Sinto o carro parar em algum momento pela manhã e logo o som de milhares de murmúrios de adolescentes felizes preenchem meus ouvidos, mesmo que as janelas do carro estejam todas fechadas e a música no rádio esteja tocando em um volume particularmente alto. É sempre assim, todos os dias desde que comecei a estudar, e eu nunca vou entender como as pessoas conseguem ficar felizes de manhã cedo, porque como você pode ficar feliz tendo que acordar? Você tem que acordar e acordar é uma merda!
Quando eu era criança eu sempre dizia pra todo mundo que queria crescer e virar presidente só pra criar uma lei que proibisse as pessoas de acordar cedo, porque assim, quando elas fossem trabalhar, estariam todas de bom humor e fariam tudo de forma perfeita. E agora, mesmo depois de grande, eu continuo pensando da forma que o Youngjae criança. Acordar cedo deveria ser um crime e eu queria ser presidente só para criar essa lei, e olha, eu aposto que muita gente concordaria comigo.
Suspiro o mais alto que consigo, antes de desencostar minha cabeça do vidro da janela do meu lado do carro e começar a arruamar minhas coisas para sair do automóvel, bem dramático mesmo, porque eu mereço. Jaebeom também parece começar a arrumar as coisas dele, pelo barulho que eu escuto do meu lado direito, onde ele está sentando desde que saímos de casa. E a porta do assento do motoristas não demora muito para ser aberta também, antes do barulho da minha mãe saindo do carro ser ouvido.

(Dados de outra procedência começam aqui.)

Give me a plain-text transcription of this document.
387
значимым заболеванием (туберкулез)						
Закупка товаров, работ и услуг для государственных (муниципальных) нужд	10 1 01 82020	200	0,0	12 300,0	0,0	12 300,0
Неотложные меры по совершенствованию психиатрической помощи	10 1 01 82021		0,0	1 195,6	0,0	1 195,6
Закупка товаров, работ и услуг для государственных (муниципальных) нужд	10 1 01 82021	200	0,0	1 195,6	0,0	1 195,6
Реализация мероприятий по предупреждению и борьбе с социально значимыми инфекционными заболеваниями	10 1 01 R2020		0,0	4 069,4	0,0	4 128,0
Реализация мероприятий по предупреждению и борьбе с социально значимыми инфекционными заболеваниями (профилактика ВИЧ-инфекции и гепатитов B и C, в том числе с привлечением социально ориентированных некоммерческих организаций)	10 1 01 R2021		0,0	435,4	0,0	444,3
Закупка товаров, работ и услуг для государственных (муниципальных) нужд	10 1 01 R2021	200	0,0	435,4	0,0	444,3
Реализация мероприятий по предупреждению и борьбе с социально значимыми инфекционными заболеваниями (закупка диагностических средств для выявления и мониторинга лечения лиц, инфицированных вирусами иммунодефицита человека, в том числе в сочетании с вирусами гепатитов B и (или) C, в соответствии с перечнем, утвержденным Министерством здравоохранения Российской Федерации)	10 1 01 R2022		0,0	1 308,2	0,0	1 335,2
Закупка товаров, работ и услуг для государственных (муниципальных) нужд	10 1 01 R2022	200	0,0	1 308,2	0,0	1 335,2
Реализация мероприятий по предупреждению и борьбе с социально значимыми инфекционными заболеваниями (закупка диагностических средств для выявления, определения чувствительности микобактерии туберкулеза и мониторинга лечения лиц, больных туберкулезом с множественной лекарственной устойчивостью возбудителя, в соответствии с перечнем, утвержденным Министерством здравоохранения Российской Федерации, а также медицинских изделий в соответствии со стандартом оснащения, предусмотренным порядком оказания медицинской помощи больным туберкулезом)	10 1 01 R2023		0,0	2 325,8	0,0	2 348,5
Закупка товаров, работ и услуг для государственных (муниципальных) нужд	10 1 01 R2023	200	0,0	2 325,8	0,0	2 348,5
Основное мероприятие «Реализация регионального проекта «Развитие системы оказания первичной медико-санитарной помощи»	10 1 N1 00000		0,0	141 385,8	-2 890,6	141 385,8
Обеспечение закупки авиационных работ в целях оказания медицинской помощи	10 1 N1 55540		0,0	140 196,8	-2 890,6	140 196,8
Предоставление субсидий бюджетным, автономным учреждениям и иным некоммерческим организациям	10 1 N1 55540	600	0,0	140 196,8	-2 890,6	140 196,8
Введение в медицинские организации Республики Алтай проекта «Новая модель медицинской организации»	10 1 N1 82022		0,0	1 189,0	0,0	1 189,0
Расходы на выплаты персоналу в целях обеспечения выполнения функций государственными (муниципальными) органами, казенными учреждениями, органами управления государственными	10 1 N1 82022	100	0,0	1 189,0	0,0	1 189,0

Fiquei em casa pelo resto da semana que se seguiu depois que Jaebeom veio morar com a gente, porque meu pai precisava trabalhar e minha mãe tinha que resolver toda uma papelada sobre ele e a guarda dele, então se eu não ficasse em casa, ninguém poderia ajudar na adaptação dele a casa nova. E talvez também seja porque ele tem quase a minba idade, e por isso meus pais pensaram que eu me daria melhor com ele, mas de qualquer forma, por eu ser o único disponível no momento, fiquei encarregado de fazer todo o trabalho sujo.
E eu não fiz um bom trabalho, não porque eu não quis, mas porque ele não deixou. Depois do dia do meu quarto, ou talvez tenha sido até mesmo naquele dia, ele parou de falar, não só comigo, mas também com meu pai e SonHee. Ele simplesmente se calou, se fechou sozinha em uma bolha tão resistente que nem eu consegui atravessar, mesmo que meu pai sempre diga que não há barreiras que eu não consiga ultrapassar, porque eu sou luz, e eu salvo as pessoas.
Mas eu não consigo ultrapassar as barreiras dele, e eu tentei tanto essa semana, e de tantas formas, tanto que até perdi as contas de quantas vezes foram. Mas ele não me deixou entrar, ele não deixa ninguém entrar, ele continua lá, sozinho, triste, perdido. E eu sei disso porque escuto o som da dor dele, em todas as noites escuras, quando ele pensa que todos estão dormindo e que ninguém vai ver quando ele deixa a dor entrar.
Mas ele não entendeu ainda que eu nunca vejo nada, e que por isso eu aprendi a ver as coisas de uma forma diferente, então mesmo que ele tente esconder a dor dele no escuro do quarto, eu ainda posso ver. Eu escuto ele e escuto a dor dele, e por mais que ele tente exilar essa dor, ele nunca consegue, e ele não vai conseguir, não sozinho. Por isso eu continuo tentando, porque se meu pai tiver mesmo razão e eu realmente puder salvar as pessoas com a minha luz, eu quero salvar ele. Quero salvar ele porque Im Jaebeom é alguém que merece ser salvo.
— Youngjae querido, você vem com a gente até a secretaria? — Minha mãe pergunta depois que eu saio do carro e desdobro minha bengala. Sinto Jaebeom se aproximando lentamente de nós dois também, como se estivesse cansado até mesmo de respirar. Penso por um momento, Eu tenho algo para fazer agora? Não. Eu quero ir com ela... com ele? Não também. Mas por que? Eu não sei.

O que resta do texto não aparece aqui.